To compute CpG compartment score and strength for a given cell, use

hicluster comp-cpg-cell --indir ${impute_dir}/ --outdir ${impute_dir}/ --cell ${cell_id} --chrom ${chromosome} --mode ${impute_mode} --cpg_file ${cpg_file}

Note that impute_mode could be 'raw', so that the raw matrix before imputation is used.

Citation

Zhou, J., Ma, J., Chen, Y., Cheng, C., Bao, B., Peng, J., ... & Ecker, J. R. (2019). Robust single-cell Hi-C clustering by convolution-and random-walk–based imputation. Proceedings of the National Academy of Sciences, 116(28), 14011-14018.

Loop calling

Yu, M., Abnousi, A., Zhang, Y., Li, G., Lee, L., Chen, Z., ... & Hu, M. (2020).
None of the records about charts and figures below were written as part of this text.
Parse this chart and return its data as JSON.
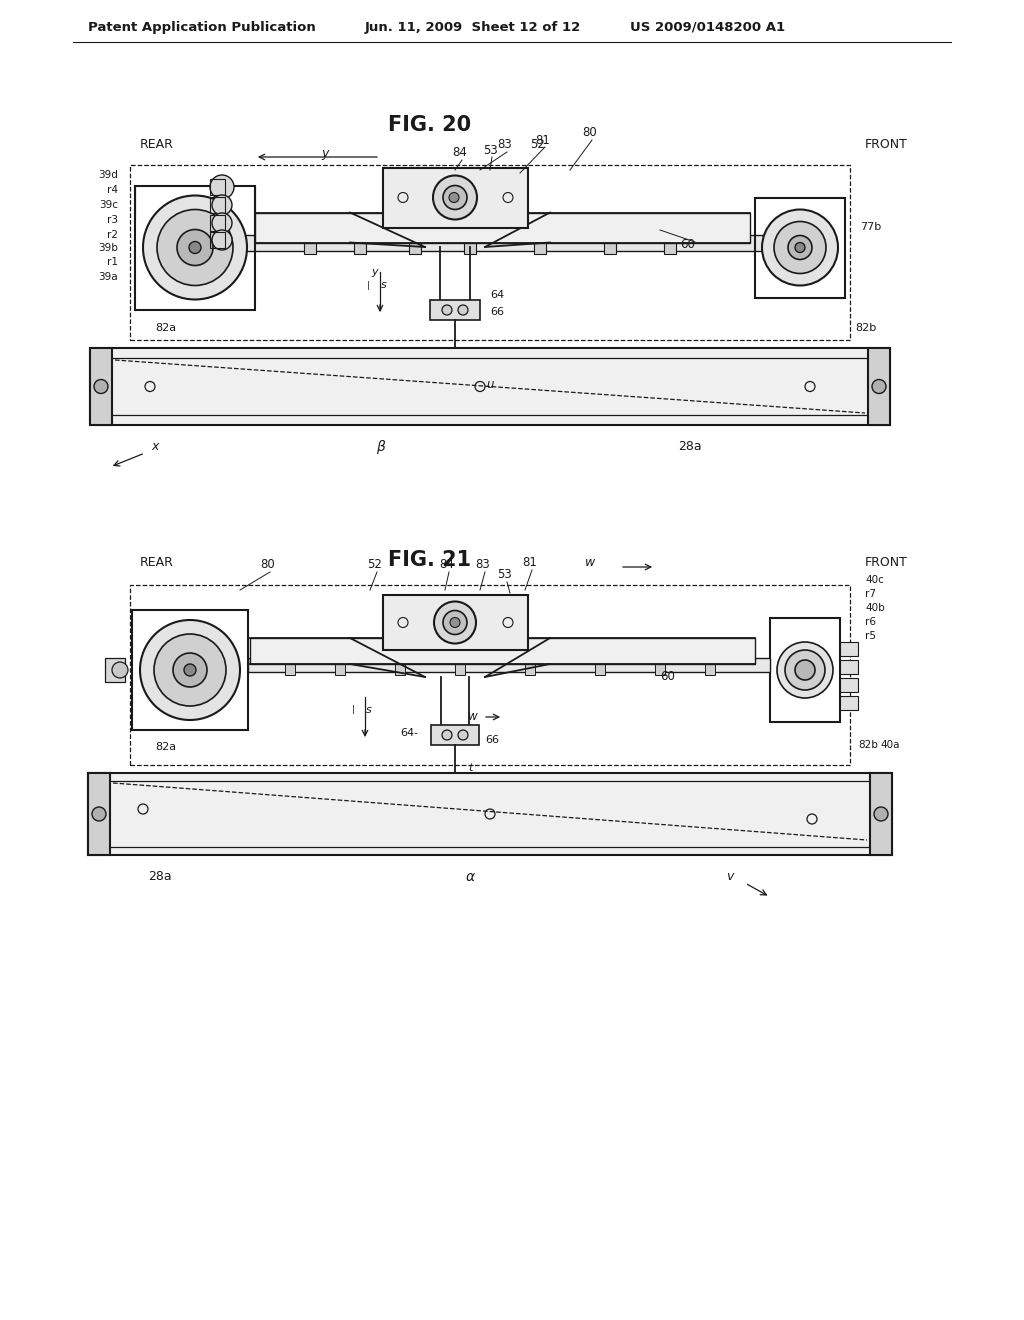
{
  "bg_color": "#ffffff",
  "header_text": "Patent Application Publication",
  "header_date": "Jun. 11, 2009  Sheet 12 of 12",
  "header_patent": "US 2009/0148200 A1",
  "fig20_title": "FIG. 20",
  "fig21_title": "FIG. 21",
  "line_color": "#1a1a1a",
  "text_color": "#1a1a1a",
  "gray_light": "#c8c8c8",
  "gray_med": "#a0a0a0",
  "gray_dark": "#707070"
}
SnapHiC: a computational pipeline to map chromatin contacts from single cell Hi-C data. bioRxiv.

Domain calling

Shin, H., Shi, Y., Dai, C., Tjong, H., Gong, K., Alber, F., & Zhou, X. J. (2016). TopDom: an efficient and deterministic method for identifying topological domains in genomes. Nucleic acids research, 44(7), e70-e70.

snm3C-seq data

Lee, D. S., Luo, C., Zhou, J., Chandran, S., Rivkin, A., Bartlett, A., ... & Ecker, J. R. (2019). Simultaneous profiling of 3D genome structure and DNA methylation in single human cells. Nature methods, 16(10), 999-1006.

Liu, H., Zhou, J., Tian, W., Luo, C., Bartlett, A., Aldridge, A., ... & Ecker, J. R. (2020). DNA methylation atlas of the mouse brain at single-cell resolution. bioRxiv.